O Flow EVM fornece um ambiente compatível com Ethereum no Flow, permitindo que aplicativos escritos para a Máquina Virtual Ethereum operem na rede. A More Markets executa seus contratos de empréstimo nesse ambiente.

O Flow promoveu anteriormente tanto a More Markets quanto a Ankr como aplicativos disponíveis aos usuários dentro de seu ecossistema DeFi. Seu programa Community Rewards, por exemplo, oferecia recompensas por atividades envolvendo protocolos de empréstimo como a More Markets e por staking de FLOW por meio do produto de staking líquido da Ankr.

A distinção entre o incidente da More Markets e uma exploração em nível de rede é particularmente relevante porque o Flow sofreu uma violação de segurança separada no final de 2025.

Como crypto.news relatou anteriormente, um ataque em 27 de dezembro explorou uma vulnerabilidade na camada de execução Cadence do Flow e permitiu que um atacante duplicasse tokens fungíveis antes de extrair aproximadamente US$ 3,9 milhões em valor.

O post mortem subsequente da Flow Foundation disse que o atacante implantou mais de 40 contratos inteligentes maliciosos em uma sequência coordenada. Uma falha no runtime Cadence versão 1.8.8 permitiu que um ativo protegido que não deveria ser copiável fosse disfarçado como uma estrutura de dados padrão e duplicado.

Mais de 1 bilhão de tokens FLOW falsificados foram enviados para exchanges centralizadas durante esse incidente. A Flow disse que 484,4 milhões de FLOW foram posteriormente devolvidos pela OKX, Gate.io e MEXC e destruídos, enquanto a rede isolou 98,7% do fornecimento falsificado restante.

O Flow alterou anteriormente seu plano de recuperação após exploração de US$ 3,9 milhões

O ataque de dezembro forçou os validadores do Flow a interromper a blockchain dentro de horas após a primeira transação maliciosa. A Flow Foundation inicialmente propôs um rollback completo da cadeia, o que teria retornado a rede a um checkpoint antes da exploração.

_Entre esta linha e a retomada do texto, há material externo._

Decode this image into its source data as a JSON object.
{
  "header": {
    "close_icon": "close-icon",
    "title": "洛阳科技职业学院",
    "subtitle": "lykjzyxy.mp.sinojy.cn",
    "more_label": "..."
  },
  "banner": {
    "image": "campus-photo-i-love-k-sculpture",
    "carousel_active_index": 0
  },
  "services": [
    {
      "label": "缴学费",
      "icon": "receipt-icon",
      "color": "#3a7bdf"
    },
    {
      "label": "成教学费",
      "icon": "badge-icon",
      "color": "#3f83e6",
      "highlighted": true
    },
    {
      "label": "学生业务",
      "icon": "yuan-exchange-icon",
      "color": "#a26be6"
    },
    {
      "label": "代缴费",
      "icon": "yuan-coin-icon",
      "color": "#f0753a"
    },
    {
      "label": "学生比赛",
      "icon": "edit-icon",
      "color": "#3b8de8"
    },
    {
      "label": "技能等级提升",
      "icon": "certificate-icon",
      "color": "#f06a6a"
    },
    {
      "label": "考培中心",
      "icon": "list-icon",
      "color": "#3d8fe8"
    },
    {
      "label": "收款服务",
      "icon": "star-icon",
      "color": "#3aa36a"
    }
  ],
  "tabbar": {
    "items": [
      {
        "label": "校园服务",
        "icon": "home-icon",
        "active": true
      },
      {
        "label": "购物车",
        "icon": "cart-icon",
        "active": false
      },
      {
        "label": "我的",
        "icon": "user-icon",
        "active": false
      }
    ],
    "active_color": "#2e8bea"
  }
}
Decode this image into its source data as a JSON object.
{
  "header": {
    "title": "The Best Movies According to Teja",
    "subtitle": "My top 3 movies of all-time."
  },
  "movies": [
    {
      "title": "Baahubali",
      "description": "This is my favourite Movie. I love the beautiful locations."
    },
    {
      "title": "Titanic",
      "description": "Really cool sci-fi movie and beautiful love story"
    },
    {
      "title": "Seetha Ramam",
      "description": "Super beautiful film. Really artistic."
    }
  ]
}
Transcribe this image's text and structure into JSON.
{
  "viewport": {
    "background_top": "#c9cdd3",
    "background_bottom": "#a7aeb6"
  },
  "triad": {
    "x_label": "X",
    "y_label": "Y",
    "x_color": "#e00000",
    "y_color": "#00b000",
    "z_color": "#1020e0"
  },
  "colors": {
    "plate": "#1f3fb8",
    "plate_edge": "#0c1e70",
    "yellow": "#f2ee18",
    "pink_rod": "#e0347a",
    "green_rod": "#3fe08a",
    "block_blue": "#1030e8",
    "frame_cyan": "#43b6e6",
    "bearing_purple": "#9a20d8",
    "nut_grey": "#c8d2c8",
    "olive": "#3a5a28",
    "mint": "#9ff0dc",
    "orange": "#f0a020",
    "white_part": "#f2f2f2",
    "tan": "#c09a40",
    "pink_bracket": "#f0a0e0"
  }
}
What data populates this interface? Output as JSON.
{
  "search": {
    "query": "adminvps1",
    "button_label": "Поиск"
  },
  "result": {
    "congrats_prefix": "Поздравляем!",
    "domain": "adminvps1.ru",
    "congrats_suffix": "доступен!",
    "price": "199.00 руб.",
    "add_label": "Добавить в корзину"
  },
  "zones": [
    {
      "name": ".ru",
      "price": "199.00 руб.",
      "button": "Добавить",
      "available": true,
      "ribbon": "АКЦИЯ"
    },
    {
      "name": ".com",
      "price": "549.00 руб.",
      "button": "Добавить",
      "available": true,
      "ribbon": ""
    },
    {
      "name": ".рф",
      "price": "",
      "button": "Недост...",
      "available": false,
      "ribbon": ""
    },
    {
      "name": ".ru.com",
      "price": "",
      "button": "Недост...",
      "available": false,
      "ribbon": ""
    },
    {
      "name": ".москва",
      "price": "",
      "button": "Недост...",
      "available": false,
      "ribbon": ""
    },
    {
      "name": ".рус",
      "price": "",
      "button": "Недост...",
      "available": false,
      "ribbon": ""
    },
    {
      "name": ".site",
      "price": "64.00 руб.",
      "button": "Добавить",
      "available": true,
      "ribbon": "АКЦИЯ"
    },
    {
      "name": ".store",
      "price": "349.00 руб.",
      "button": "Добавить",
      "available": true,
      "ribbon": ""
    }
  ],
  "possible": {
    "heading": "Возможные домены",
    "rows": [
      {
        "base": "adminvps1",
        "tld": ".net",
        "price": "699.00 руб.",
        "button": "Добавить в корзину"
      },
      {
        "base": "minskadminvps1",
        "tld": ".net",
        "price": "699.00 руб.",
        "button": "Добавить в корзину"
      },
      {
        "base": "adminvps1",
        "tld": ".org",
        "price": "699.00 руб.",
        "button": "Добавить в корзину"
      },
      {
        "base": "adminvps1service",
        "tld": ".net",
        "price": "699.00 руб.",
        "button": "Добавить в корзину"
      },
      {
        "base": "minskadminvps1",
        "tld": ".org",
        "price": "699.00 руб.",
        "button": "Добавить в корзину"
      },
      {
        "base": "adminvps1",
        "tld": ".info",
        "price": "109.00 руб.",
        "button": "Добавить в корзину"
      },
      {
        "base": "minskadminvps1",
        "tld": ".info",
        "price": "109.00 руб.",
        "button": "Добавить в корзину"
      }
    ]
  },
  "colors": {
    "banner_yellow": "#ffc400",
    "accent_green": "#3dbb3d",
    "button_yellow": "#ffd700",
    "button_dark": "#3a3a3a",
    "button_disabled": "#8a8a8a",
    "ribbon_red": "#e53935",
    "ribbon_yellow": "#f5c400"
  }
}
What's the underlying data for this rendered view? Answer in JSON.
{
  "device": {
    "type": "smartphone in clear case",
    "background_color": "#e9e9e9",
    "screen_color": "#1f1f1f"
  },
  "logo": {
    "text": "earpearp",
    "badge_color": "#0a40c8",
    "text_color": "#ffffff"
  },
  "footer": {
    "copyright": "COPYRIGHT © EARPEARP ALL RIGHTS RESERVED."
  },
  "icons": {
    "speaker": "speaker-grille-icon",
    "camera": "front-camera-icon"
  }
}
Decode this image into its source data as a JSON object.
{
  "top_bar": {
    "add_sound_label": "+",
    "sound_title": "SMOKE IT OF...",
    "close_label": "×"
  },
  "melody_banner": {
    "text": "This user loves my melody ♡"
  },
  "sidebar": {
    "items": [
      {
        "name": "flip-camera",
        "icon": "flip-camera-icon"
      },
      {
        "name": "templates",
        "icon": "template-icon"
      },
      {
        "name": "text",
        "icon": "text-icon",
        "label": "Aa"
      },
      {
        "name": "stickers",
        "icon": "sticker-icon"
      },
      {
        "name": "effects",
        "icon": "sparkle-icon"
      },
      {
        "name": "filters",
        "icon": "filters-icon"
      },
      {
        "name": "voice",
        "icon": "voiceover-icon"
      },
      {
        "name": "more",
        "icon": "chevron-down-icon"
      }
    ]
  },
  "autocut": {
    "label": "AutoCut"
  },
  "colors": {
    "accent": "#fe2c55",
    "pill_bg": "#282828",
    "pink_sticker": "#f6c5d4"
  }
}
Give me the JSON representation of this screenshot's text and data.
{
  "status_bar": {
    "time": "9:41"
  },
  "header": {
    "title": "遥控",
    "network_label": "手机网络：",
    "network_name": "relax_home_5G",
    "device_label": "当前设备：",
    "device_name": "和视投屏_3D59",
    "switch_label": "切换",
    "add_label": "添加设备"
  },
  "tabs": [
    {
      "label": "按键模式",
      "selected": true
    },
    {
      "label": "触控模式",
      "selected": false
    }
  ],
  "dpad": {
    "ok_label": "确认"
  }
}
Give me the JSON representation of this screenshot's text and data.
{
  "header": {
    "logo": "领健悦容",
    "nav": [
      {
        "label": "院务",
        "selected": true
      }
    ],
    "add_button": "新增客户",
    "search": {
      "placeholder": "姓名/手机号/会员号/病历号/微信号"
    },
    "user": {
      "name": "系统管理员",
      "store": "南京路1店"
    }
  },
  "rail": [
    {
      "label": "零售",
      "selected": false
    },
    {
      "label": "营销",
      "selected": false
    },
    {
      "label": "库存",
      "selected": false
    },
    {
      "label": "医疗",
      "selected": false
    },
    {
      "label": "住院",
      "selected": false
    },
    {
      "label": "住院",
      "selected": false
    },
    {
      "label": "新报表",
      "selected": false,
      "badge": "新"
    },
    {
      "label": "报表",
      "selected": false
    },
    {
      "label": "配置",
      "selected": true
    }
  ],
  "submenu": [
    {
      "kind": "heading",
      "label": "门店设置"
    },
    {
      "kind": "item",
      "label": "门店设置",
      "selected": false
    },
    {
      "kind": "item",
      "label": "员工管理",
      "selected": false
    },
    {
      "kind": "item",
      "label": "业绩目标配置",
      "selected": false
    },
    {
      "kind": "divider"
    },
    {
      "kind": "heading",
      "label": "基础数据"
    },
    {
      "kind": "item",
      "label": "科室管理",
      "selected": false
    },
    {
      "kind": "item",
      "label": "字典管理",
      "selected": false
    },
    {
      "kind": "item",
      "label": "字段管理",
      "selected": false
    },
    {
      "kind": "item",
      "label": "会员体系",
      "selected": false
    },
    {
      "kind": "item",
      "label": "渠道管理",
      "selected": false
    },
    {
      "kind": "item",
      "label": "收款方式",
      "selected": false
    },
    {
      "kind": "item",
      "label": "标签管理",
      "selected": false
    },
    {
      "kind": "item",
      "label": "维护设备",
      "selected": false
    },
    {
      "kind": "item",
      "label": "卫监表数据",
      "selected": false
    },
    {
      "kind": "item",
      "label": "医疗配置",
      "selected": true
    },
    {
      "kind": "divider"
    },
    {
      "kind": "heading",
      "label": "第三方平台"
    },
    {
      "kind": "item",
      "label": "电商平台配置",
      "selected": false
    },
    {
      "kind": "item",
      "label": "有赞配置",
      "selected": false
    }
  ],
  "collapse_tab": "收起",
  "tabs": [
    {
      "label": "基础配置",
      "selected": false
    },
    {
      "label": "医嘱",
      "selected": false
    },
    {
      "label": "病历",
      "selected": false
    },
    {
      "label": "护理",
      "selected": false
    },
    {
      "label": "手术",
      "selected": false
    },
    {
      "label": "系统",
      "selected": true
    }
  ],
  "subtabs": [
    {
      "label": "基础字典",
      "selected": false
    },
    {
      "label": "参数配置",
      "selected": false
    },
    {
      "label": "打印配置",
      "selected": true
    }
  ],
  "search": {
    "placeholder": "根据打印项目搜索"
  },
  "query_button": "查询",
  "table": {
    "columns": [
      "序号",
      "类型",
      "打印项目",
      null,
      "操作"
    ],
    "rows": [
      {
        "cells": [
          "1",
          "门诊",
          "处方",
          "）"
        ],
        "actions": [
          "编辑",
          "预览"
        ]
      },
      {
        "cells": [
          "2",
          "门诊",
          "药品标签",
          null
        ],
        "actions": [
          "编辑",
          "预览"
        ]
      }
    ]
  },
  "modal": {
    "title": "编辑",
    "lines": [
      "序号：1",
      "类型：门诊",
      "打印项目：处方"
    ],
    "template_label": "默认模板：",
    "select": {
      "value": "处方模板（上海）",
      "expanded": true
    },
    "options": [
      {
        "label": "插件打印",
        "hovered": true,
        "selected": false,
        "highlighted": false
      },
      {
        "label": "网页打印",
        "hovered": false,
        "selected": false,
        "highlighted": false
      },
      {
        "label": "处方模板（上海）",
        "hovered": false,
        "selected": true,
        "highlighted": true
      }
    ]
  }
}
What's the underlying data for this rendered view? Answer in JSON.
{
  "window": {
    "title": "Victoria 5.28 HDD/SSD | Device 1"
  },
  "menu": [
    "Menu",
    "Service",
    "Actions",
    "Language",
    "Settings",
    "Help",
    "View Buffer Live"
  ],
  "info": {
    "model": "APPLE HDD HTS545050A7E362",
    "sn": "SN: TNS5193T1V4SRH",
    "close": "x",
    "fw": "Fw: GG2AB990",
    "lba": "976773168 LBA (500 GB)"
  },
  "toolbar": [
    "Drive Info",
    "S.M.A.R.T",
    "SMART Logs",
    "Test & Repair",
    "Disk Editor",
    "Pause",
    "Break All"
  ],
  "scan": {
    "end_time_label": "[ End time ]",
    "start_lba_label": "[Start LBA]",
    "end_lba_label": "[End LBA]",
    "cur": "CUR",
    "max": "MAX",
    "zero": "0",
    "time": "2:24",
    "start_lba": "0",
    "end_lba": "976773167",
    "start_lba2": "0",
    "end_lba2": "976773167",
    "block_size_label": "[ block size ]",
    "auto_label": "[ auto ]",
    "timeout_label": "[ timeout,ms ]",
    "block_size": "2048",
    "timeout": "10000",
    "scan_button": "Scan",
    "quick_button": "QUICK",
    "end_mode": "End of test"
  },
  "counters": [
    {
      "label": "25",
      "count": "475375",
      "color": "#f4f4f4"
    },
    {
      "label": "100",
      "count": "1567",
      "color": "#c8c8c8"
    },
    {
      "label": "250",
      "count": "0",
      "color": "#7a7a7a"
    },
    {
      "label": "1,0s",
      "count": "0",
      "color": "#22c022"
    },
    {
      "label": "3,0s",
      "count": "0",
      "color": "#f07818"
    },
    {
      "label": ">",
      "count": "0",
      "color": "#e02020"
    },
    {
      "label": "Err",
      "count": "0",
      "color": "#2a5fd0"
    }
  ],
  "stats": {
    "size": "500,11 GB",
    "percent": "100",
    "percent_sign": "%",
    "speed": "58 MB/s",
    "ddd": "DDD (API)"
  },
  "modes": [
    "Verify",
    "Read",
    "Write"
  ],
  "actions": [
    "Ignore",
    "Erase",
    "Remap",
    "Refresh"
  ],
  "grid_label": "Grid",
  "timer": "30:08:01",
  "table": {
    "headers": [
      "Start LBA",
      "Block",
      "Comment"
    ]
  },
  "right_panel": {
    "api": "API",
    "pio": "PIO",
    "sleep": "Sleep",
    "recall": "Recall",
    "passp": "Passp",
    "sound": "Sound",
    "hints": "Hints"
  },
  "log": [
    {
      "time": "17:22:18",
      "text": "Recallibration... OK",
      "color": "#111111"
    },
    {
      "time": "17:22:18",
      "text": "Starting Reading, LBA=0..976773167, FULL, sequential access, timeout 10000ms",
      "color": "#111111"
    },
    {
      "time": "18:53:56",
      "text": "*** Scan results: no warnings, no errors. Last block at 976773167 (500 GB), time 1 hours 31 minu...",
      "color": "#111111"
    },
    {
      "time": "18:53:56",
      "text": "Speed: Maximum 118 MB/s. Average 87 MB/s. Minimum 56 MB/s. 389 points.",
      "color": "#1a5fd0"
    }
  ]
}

O rollback da cadeia Flow proposto enfrentou oposição de operadores de pontes e outros participantes do ecossistema. Críticos alertaram que reverter transações confirmadas poderia produzir saldos duplicados para usuários que moveram ativos através de pontes durante o período afetado e criar perdas para usuários que trouxeram ativos por pontes.

O Flow posteriormente abandonou o rollback global e adotou um processo de recuperação isolado projetado para identificar e destruir ativos falsificados, mantendo o histórico de transações legítimo.

Durante a recuperação, os desenvolvedores trabalharam na restauração da funcionalidade do Cadence e do Flow EVM. Contas vinculadas a atividades suspeitas enfrentaram restrições temporárias enquanto empresas forenses externas ajudaram a verificar contas afetadas, com a Flow estimando que mais de 99,9% das contas recuperariam acesso total após a conclusão da recuperação.

As consequências posteriormente se estenderam à Coreia do Sul, onde a Flow Foundation e a Dapper Labs buscaram uma ordem judicial em março para impedir que Upbit, Bithumb e Coinone encerrassem o suporte de negociação para FLOW. As exchanges haviam se movido em direção à exclusão da listagem após o incidente de segurança de dezembro, enquanto a Flow mantinha que os saldos existentes dos usuários não foram comprometidos.

Para o ataque à More Markets, a divulgação da Blockaid em 31 de agosto permaneceu uma avaliação inicial. A empresa de segurança disse que mais detalhes ainda estavam sendo investigados após identificar a saída de 15,5 milhões de WFLOW e o cluster de transações subsequente usado para mover fundos após a exploração.